Decrease in vessel wall dimensions in DM2 patients after 2 years

The decrease in CA wall dimensions expressed as TWV at follow-up in DM2 patients illustrates that particularly in these patients guideline treatment is efficacious at CVD risk reduction. Such a decrease in TWV may not only lead to a decrease in major CV events but also might reduce mortality, especially if treatment is continued for a lifetime period.

Identification of predictive parameters for TWV decrease in DM2 patients was performed by multivariate linear regression.

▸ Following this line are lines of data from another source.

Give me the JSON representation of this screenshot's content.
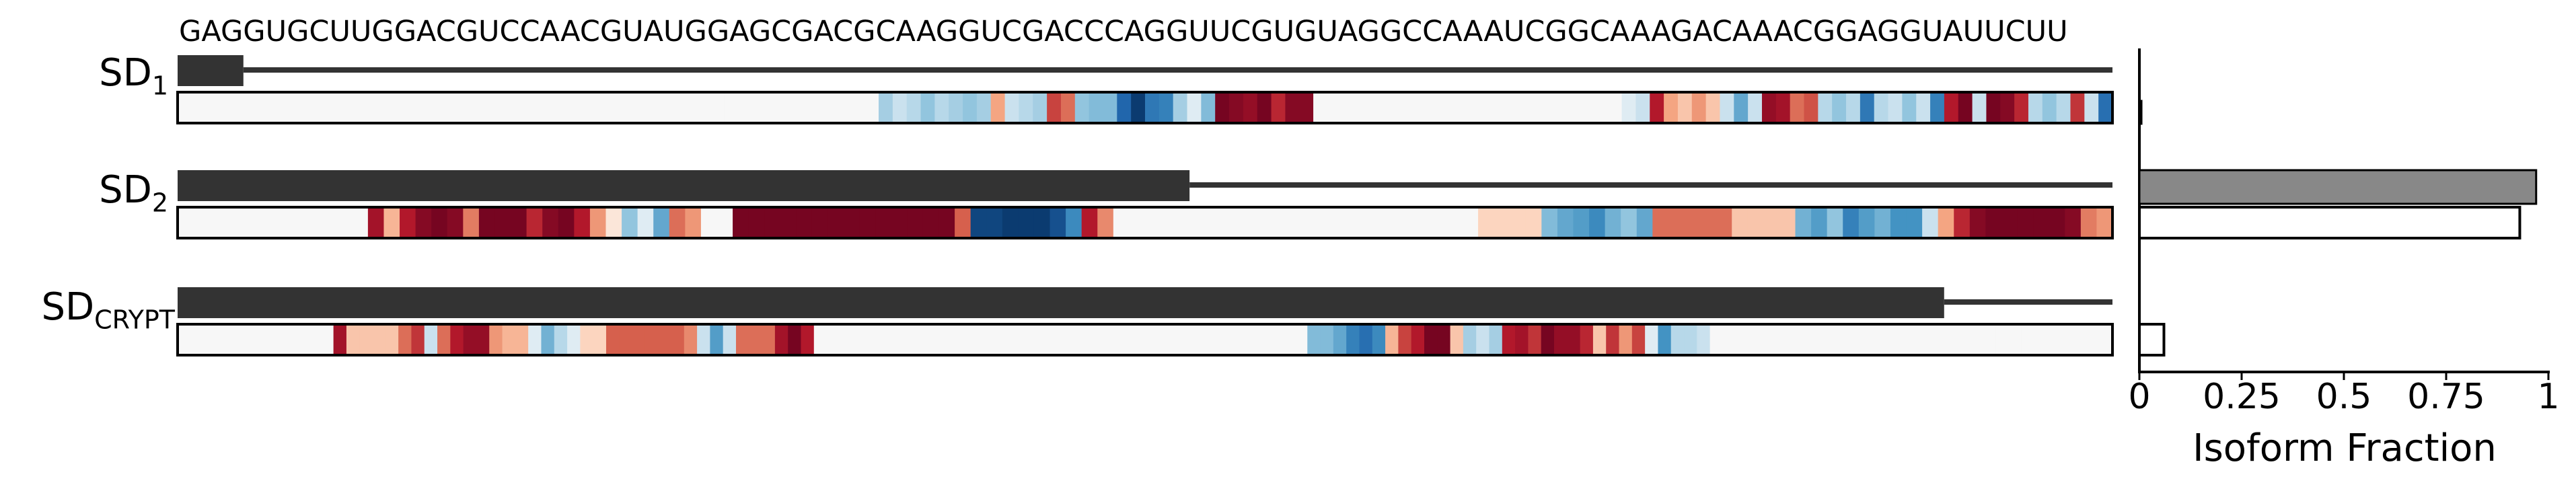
{
  "sequence": "GAGGUGCUUGGACGUCCAACGUAUGGAGCGACGCAAGGUCGACCCAGGUUCGUGUAGGCCAAAUCGGCAAAGACAAACGGAGGUAUUCUU",
  "rows": [
    {
      "label_main": "SD",
      "label_sub": "1",
      "exon_fraction": 0.034,
      "isoform_fraction_a": 0.005,
      "isoform_fraction_b": 0.0,
      "heat": "0,0,0,0,0,0,0,0,0,0,0,0,0,0,0,0,0,0,0,0,0,0,0,0,0,0,0,0,0,0,0,0,0,0,0,0,0,0,0,0,0,0,0,0,0,0,0,0,0,0,-0.2,-0.1,-0.15,-0.25,-0.15,-0.2,-0.25,-0.2,0.25,-0.1,-0.15,-0.2,0.6,0.45,-0.25,-0.3,-0.3,-0.75,-0.95,-0.65,-0.6,-0.2,-0.05,-0.3,0.95,0.9,0.85,0.95,0.7,0.9,0.9,0,0,0,0,0,0,0,0,0,0,0,0,0,0,0,0,0,0,0,0,0,0,-0.05,-0.1,0.75,0.25,0.15,0.3,0.15,-0.1,-0.4,-0.1,0.85,0.8,0.45,0.55,-0.15,-0.25,-0.15,-0.65,-0.15,-0.1,-0.25,-0.1,-0.6,0.75,0.95,-0.1,0.95,0.9,0.7,-0.15,-0.25,-0.15,0.65,-0.1,-0.7"
    },
    {
      "label_main": "SD",
      "label_sub": "2",
      "exon_fraction": 0.523,
      "isoform_fraction_a": 0.97,
      "isoform_fraction_b": 0.93,
      "heat": "0,0,0,0,0,0,0,0,0,0,0,0,0.8,0.2,0.75,0.9,0.95,0.9,0.4,0.95,0.95,0.95,0.7,0.9,0.95,0.75,0.3,0.05,-0.25,-0.05,-0.4,0.45,0.3,0,0,0.95,0.95,0.95,0.95,0.95,0.95,0.95,0.95,0.95,0.95,0.95,0.95,0.95,0.95,0.5,-0.9,-0.9,-0.95,-0.95,-0.95,-0.85,-0.55,0.75,0.35,0,0,0,0,0,0,0,0,0,0,0,0,0,0,0,0,0,0,0,0,0,0,0,0.1,0.1,0.1,0.1,-0.3,-0.4,-0.45,-0.55,-0.35,-0.25,-0.4,0.45,0.45,0.45,0.45,0.45,0.15,0.15,0.15,0.15,-0.35,-0.45,-0.25,-0.6,-0.45,-0.35,-0.5,-0.5,-0.1,0.25,0.7,0.9,0.95,0.95,0.95,0.95,0.95,0.9,0.4,0.3"
    },
    {
      "label_main": "SD",
      "label_sub": "CRYPT",
      "exon_fraction": 0.913,
      "isoform_fraction_a": 0.0,
      "isoform_fraction_b": 0.06,
      "heat": "0,0,0,0,0,0,0,0,0,0,0,0,0.8,0.15,0.15,0.15,0.15,0.45,0.65,-0.1,0.45,0.75,0.85,0.85,0.3,0.2,0.2,-0.05,-0.35,-0.15,-0.05,0.1,0.1,0.5,0.5,0.5,0.5,0.5,0.5,0.35,-0.1,-0.45,-0.1,0.45,0.45,0.45,0.8,0.95,0.75,0,0,0,0,0,0,0,0,0,0,0,0,0,0,0,0,0,0,0,0,0,0,0,0,0,0,0,0,0,0,0,0,0,0,0,0,0,0,-0.3,-0.3,-0.4,-0.6,-0.7,-0.55,0.2,0.6,0.75,0.95,0.95,0.15,-0.2,-0.1,-0.2,0.75,0.8,0.65,0.95,0.85,0.85,0.7,0.15,0.65,0.3,0.6,-0.05,-0.5,-0.15,-0.15,-0.1,0,0,0,0,0,0,0,0,0,0,0,0,0,0,0,0,0,0,0,0,0,0,0,0,0,0,0,0,0,0,0"
    }
  ],
  "chart_data": {
    "type": "bar",
    "categories": [
      "SD1",
      "SD2",
      "SDCRYPT"
    ],
    "series": [
      {
        "values": [
          0.005,
          0.97,
          0.0
        ]
      },
      {
        "values": [
          0.0,
          0.93,
          0.06
        ]
      }
    ],
    "xlabel": "Isoform Fraction",
    "ylabel": "",
    "xlim": [
      0,
      1
    ],
    "ticks": [
      0,
      0.25,
      0.5,
      0.75,
      1
    ],
    "tick_labels": [
      "0",
      "0.25",
      "0.5",
      "0.75",
      "1"
    ],
    "orientation": "horizontal"
  },
  "colors": {
    "exon_bar": "#333333",
    "predicted_bar": "#888888",
    "observed_bar": "#ffffff",
    "heat_neg": "#053061",
    "heat_pos": "#67001f"
  }
}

In this way, plasma glucose, HbA1c levels and the diagnosis DM fully participated in analysis and were ruled out as bias. By doing so, BMI was identified as the only predictor for TWV decrease.

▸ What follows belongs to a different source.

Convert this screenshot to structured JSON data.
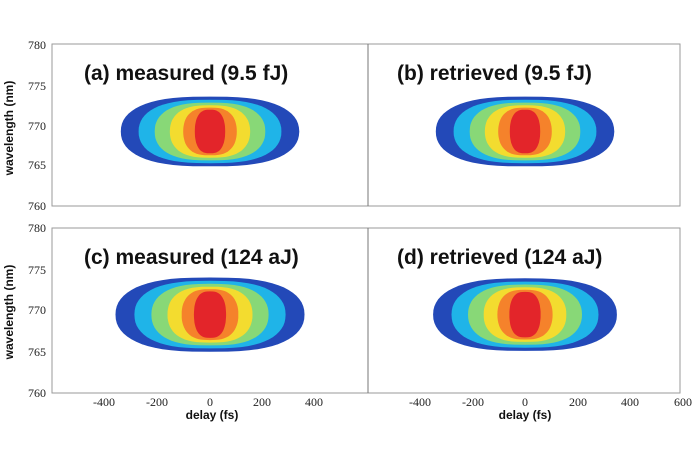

To be specific, having a high BMI is associated with stronger decrease of TWV, even if adjusted for alternative traditional CV risk factors. The latter suggest that DM2 patients with a high BMI benefit the most from guideline CV prevention regimens.

Indeed, high BMI has been widely associated with increased CV mortality and morbidity in both DM2- and non-DM patients. ¹⁵ BMI was in addition identified as predictor for 6-year progression of CIMT in a population of young adults, independent from other components of metabolic syndrome. High BMI in patients with established CV morbidity has been associated with superior medication treatment response compared with patients with normal BMI. ¹⁶ In addition, a stronger decrease in BMI in patients with coronary artery disease (CAD) results in a higher decrease in coronary atherosclerosis, especially in patients with metabolic syndrome. ¹⁷ These findings support the hypothesis that patients with obesity have atherosclerotic lesions with higher inflammatory activity that allows stronger inhibitory effect of statins, resulting in a stronger reduction in vessel wall dimension. ¹⁸ The presence of diabetes may contribute to even higher inflammatory lesions. Opposite effect of BMI was reported by Tani et al., ¹⁹ who showed that high BMI attenuates the anti-atherosclerotic effects of pravastatin, supposed to be caused by the presence of more pro-atherosclerotic stimuli in obese patients, inhibiting the effects of pravastatin.

No predictors were identified for the within-group variation in TWV in DM2 patients. This could partly be attributed to the lack of variation and in part due to adjusting for several risk factors.

Vessel wall dimensions in non-DM patients after 2 years

In non-DM patients, CA wall dimensions were unchanged after 2 years of follow-up, indicating that atherogenesis was arrested during the 2-year follow-up. Though HbA1c was identified as significant predictor, even after adjustment for traditional risk factors. High levels of HbA1c were associated with a stronger decrease in TWV than low levels of HbA1c. We thus can conclude that long-term exposure to these high levels of glycated haemoglobin is associated with increased atherosclerosis, resulting in higher CVD and death from any cause, which is in line with recent literature concerning patients without the diagnosis of diabetes. ²⁰

It remains unclear why higher HbA1c robustly predicts a decrease in vessel wall dimensions, despite adjustment for BMI, LDL-cholesterol and pulse pressure. High HbA1c in these patients may be accompanied with elevated levels of LDL-cholesterol. Although not identified as a predictor, the association of elevated LDL-cholesterol levels and accelerated atherogenesis has been widely acknowledged.^21–24

Study limitation

MRI was performed using a 1.5-T MRI. Recently published studies that use MRI to determine changes in the CA wall often use field strengths of 3 T or above. However, the inferior field strength in a head-to-head comparison has proven to be equally utilizable for morphometric measurements, despite lower signal-to-noise ratios.^25,26

Our method for patient selection using ultrasonography to detect common CA stenosis may have yielded a heterogeneous group of patients. Since carotid ultrasound measurement of plaque only includes the interior quadrant of the CA, this technique may overestimate the actual stenosis rate as measured by MRI. ²⁷ The smaller wall dimensions of the included patients as observed by MRI may have reduced the measured effect size.